Penn National Q4 Results Impressed, But Analyst Has Reservations
Shares of William Penn National Gaming (NASDAQ:PENN) gained 1.79 percent lowest hebdomad after the regional gambling casino heavyweight posted fourth-quarter results that topped Wall Street estimates, but at to the lowest degree 1 analyst is taking a cautious draw close to the downtrodden stock.
In a take down to clients endure Friday, Roth Capital psychoanalyst Edward V Engel lowered his rating on William Penn to “neutral” and his toll point to $51, citing the potentiality for 2022 headwinds to emerge.
We downgrade PENN to Neutral, partly inwards response to 4Q21 results offering a less attractive 2022 outlook. While we remain bullish on PENN’s digital opportunity longer-term, we escort several negatively charged catalysts inward 2022 that could fret trust inwards its securities industry percentage trajectory,” said the analyst.
When Penn delivered results for the last trinity months of 2021 lowest Thursday, the caudex rallied after the operator said its digital gaming unit, including Barstool Sportsbook, performed ameliorate than expected. That enterprsise missed $6 one thousand thousand on revenue of $150 trillion inward the Oct through and through Dec 2021 period, while analysts calculate a loss of $20 billion on sales of $114 million. This year, Penn’s digital trading operations are expected to lose $50 million, well-below prior guidance calling for a loss of $80 million.
Devil’s in Guidance Details
Penn offered up 2022 guidance, locution it expects mesh revenue of $6.07 one million million to $6.39 one million million on earnings before interest, taxes, depreciation, amortization, and restructuring or charter costs (EBITDAR) of $1.85 billion to $1.95 billion.
While that’s a nice outlook and some analysts indicate fears near faltering revenue and perimeter eroding are mostly factored into Penn’s stock price, Engel notes it testament follow tricky to stay fresh margins steady as rising prices soars. He also mentions some potency market-specific issues William Penn could coming upon as 2022 unfolds.
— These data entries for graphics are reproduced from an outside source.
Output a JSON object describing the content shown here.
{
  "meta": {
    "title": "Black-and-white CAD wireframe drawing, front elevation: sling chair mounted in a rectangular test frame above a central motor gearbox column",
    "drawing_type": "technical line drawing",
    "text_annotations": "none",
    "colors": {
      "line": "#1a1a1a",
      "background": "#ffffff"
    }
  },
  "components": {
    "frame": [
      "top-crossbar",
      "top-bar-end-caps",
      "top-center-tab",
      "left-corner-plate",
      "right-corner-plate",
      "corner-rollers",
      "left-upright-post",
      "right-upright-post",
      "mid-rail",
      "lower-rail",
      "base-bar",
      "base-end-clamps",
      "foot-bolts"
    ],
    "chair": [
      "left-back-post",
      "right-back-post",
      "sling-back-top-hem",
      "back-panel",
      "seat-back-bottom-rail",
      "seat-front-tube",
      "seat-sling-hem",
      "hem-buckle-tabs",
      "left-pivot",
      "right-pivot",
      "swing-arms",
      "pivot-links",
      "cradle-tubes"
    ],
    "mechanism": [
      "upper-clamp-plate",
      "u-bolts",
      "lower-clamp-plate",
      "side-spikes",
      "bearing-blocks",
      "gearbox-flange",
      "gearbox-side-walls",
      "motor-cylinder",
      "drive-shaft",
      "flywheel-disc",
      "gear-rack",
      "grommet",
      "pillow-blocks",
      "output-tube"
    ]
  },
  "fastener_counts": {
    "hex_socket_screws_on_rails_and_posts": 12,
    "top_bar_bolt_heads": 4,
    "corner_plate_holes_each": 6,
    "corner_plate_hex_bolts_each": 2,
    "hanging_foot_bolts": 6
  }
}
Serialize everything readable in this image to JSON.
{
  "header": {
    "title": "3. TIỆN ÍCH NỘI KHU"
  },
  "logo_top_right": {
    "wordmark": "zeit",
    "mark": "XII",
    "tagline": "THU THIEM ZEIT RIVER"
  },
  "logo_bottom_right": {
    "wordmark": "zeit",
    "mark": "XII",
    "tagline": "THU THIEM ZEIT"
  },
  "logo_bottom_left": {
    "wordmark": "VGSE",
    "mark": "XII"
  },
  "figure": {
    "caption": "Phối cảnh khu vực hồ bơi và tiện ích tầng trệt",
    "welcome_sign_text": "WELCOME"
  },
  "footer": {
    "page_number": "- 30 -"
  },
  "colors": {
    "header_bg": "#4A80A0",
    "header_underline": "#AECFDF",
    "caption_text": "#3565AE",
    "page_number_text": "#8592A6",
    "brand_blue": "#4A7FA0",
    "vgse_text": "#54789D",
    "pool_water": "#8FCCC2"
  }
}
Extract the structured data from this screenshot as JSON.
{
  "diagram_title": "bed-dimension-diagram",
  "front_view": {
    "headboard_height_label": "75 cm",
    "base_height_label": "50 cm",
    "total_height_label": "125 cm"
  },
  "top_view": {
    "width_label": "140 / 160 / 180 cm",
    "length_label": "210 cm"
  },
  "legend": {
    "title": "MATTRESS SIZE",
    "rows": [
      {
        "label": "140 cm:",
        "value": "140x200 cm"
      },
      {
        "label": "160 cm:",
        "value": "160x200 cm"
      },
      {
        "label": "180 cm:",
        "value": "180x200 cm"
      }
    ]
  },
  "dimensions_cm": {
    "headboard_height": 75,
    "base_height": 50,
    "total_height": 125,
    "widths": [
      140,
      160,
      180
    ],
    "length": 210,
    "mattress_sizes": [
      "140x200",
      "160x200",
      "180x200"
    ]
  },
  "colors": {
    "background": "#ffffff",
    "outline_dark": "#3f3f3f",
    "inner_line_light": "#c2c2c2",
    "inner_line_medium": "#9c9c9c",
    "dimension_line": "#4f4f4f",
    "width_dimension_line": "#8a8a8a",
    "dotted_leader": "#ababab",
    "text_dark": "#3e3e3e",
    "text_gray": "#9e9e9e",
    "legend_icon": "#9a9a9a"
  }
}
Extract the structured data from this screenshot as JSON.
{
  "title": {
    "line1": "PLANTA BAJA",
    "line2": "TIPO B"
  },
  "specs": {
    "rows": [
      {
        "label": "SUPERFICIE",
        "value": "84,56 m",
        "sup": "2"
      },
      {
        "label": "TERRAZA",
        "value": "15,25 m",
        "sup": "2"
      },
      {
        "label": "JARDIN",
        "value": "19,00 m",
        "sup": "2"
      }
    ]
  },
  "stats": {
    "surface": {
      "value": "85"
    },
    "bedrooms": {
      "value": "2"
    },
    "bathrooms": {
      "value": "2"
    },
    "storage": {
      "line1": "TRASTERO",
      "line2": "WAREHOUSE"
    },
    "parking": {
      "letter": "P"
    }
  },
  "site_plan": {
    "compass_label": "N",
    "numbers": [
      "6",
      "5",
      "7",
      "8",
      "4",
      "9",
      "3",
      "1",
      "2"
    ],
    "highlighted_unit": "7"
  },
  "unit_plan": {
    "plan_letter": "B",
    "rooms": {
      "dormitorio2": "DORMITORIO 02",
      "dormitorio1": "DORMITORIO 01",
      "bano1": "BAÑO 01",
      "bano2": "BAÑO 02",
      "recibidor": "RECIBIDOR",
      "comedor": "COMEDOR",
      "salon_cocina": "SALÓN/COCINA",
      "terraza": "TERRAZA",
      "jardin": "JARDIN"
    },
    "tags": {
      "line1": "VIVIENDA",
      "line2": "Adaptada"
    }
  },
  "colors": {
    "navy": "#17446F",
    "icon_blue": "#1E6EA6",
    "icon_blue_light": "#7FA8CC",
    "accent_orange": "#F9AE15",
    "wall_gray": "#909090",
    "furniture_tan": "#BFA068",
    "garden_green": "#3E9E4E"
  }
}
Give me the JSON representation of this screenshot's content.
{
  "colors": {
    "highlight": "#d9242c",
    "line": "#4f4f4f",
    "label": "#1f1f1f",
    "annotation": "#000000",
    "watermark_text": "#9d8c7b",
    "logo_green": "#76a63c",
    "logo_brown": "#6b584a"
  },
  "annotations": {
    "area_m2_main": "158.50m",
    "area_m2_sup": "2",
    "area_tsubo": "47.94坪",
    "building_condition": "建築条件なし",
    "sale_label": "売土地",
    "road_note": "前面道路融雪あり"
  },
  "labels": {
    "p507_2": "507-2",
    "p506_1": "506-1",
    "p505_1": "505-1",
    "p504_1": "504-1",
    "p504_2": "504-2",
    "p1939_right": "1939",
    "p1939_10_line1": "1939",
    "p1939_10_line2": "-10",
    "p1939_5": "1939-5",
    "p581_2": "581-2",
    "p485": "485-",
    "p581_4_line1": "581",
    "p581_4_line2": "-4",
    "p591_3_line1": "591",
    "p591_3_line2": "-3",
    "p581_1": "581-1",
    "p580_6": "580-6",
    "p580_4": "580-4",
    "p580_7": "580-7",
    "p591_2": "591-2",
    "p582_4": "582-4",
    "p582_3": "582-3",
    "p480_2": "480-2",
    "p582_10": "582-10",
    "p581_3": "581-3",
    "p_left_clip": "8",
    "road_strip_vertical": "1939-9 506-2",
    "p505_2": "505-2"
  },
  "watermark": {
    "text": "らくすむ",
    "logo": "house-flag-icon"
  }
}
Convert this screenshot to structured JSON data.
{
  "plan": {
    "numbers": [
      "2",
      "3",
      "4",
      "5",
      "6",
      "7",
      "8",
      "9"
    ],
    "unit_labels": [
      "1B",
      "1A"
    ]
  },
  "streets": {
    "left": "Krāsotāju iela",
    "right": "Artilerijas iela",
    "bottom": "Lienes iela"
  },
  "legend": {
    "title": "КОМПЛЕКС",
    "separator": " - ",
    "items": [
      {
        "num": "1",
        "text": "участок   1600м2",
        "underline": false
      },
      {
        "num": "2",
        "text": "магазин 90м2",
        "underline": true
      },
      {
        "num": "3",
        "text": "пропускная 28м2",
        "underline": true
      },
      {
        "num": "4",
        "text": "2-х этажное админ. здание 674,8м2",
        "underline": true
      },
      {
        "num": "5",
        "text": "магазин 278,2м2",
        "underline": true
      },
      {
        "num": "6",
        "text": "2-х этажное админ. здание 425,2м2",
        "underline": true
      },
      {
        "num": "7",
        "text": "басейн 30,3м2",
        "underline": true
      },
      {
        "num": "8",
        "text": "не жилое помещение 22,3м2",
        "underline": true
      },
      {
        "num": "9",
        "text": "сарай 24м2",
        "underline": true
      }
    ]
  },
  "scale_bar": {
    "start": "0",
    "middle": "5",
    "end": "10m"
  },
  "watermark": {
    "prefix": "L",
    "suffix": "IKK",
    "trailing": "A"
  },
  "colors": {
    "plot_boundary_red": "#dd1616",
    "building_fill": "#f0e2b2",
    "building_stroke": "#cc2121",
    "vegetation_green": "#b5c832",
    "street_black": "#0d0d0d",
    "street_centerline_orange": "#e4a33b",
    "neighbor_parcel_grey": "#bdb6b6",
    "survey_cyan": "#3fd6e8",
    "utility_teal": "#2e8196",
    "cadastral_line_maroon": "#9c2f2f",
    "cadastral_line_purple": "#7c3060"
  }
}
“While sluttish 1Q comps offset printing a hard 2Q, we see downside risks from incremental cannibalization at foursome properties next twelvemonth (Bossier, Lake Charles, Council Bluffs and eastern United States Chicago),” adds the analyst.
Penn, the largest regional cassino operator inwards the US, derives substantial portions of its revenue from LA and the Midwest.
Cautious on William Penn Canada Opportunity, Too
Last August, Penn doled out $2 billion inward hard currency and equity to win Score Media and Gaming to get ahead a footing in Canada as that country legalized single-game sports wagering. Ontario, the country’s to the highest degree thickly settled province, is slated to open up the securities industry to buck private companies inwards April.
While that could follow a confirming for Penn, there are substantial competitive threats inward the forms of Bet365, Entain and Flutter, which are already operating inwards Canada’s gray market.
“These operators tin can also rationalize greater marketing spend, presumption exfoliation benefits from grayness market operations inwards contiguous provinces,” notes Engel.